Ela levantou a cabeça para me encarar. Podia jurar, mesmo à distância, que seus olhos estavam cheios de lágrimas. Aquela percepção doeu em meu peito, por motivos que eu desconhecia. As conversas com Luzia e até mesmo suas luzinhas, tinham alegrado meu último mês e vê-la daquela forma não condizia com a imagem que eu tinha formado dela em minha cabeça. É claro que ela continuava linda mesmo na penumbra, mas como uma deusa trágica. Não como o espírito alegre que ela sempre era.

— Não sei, estou me sentindo muito sem propósito, sabe? — Ela respondeu alto o suficiente para que eu ouvisse, mas bem mais baixo do que ela costumava falar. — Me enchi de esperanças nessa história de "novo tempo" que o Natal trás e nas esperanças de "um ano melhor" — fez aspas no ar. — Mas a quem estou tentando enganar? Não tem nada para comemorar.

— Como assim, Luzia? — Tentei articular.

— Voltamos a ter mais de 600 mortes por dia, sabe? Eu não vejo o resto da minha família desde março e eu não vejo minhas amigas há mais tempo ainda... — Reclamou ela, com toda razão. — Tá tudo tão louco que eu nem sei se vou rever todo mundo, sabe?

A voz dela falhou. Senti minha garganta fechar também. Afinal, compartilhava da mesma dor. Não via minha família desde o início do ano e já estávamos no final dele. A única família que continuava em convívio era minha mãe e era muito grato por ela poder trabalhar em casa, ao meu lado e longe do convívio diário com pessoas que poderiam portar o vírus. Tentei articular alguma resposta para Luzia, mas nem sabia por onde começar.

— Eu nem sei porque estou de falando isso — ela deu uma risada, mas dava para ver que não era verdadeira. — Enfim, estou bem. Obrigada por se importar.

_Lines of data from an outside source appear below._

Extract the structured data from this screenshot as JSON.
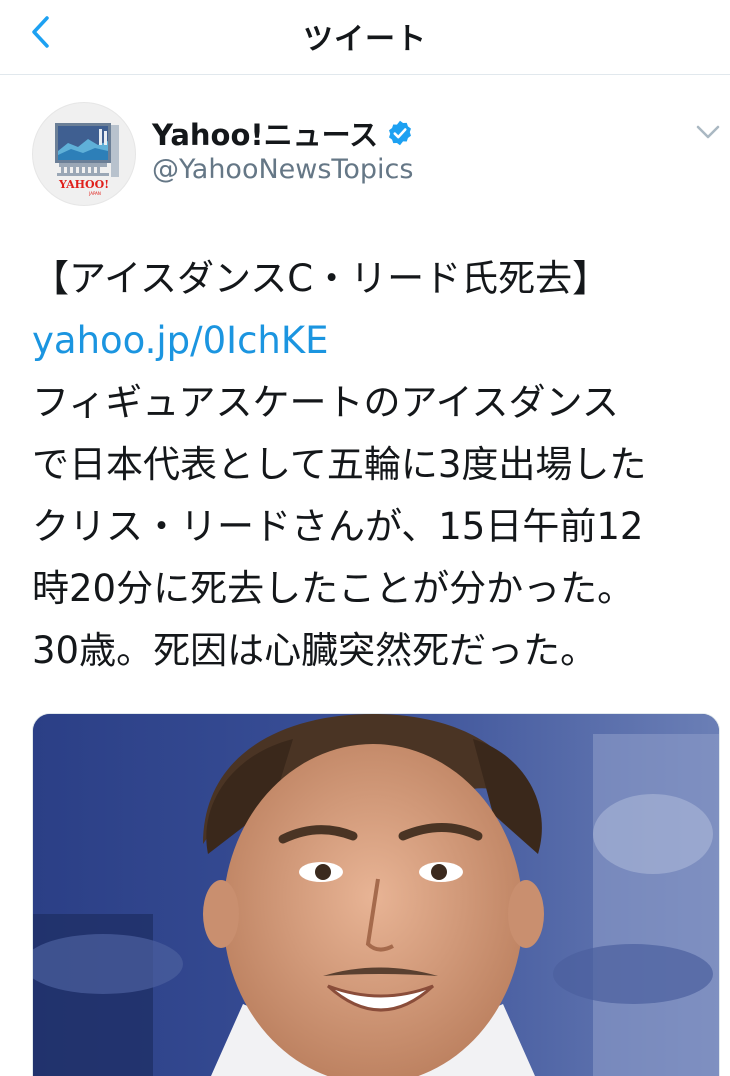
{
  "header": {
    "title": "ツイート"
  },
  "author": {
    "name": "Yahoo!ニュース",
    "handle": "@YahooNewsTopics",
    "avatar_logo_text": "YAHOO!",
    "avatar_logo_sub": "JAPAN"
  },
  "tweet": {
    "headline": "【アイスダンスC・リード氏死去】",
    "link": "yahoo.jp/0IchKE",
    "body_lines": [
      "フィギュアスケートのアイスダンス",
      "で日本代表として五輪に3度出場した",
      "クリス・リードさんが、15日午前12",
      "時20分に死去したことが分かった。",
      "30歳。死因は心臓突然死だった。"
    ]
  },
  "colors": {
    "link": "#1b95e0",
    "verified": "#1da1f2",
    "secondary_text": "#657786"
  },
  "icons": {
    "back": "chevron-left-icon",
    "verified": "verified-badge-icon",
    "more": "chevron-down-icon"
  }
}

— Luzia... — chamei, querendo começar um discurso bonito sobre como sua presença tinha feito falta.

— A parte boa é que agora você não vai precisar se preocupar com as luzes invadindo seu quarto durante a noite — riu de novo.

Antes de eu conseguir responder, ela entrou de volta no seu apartamento. Já de dentro da sala, acenou e fechou a porta da varanda mais uma vez. Observei-a se distanciar até sumir do meu campo de visão e me senti um completo idiota. Um completo idiota iluminado por luzes de pisca-pisca.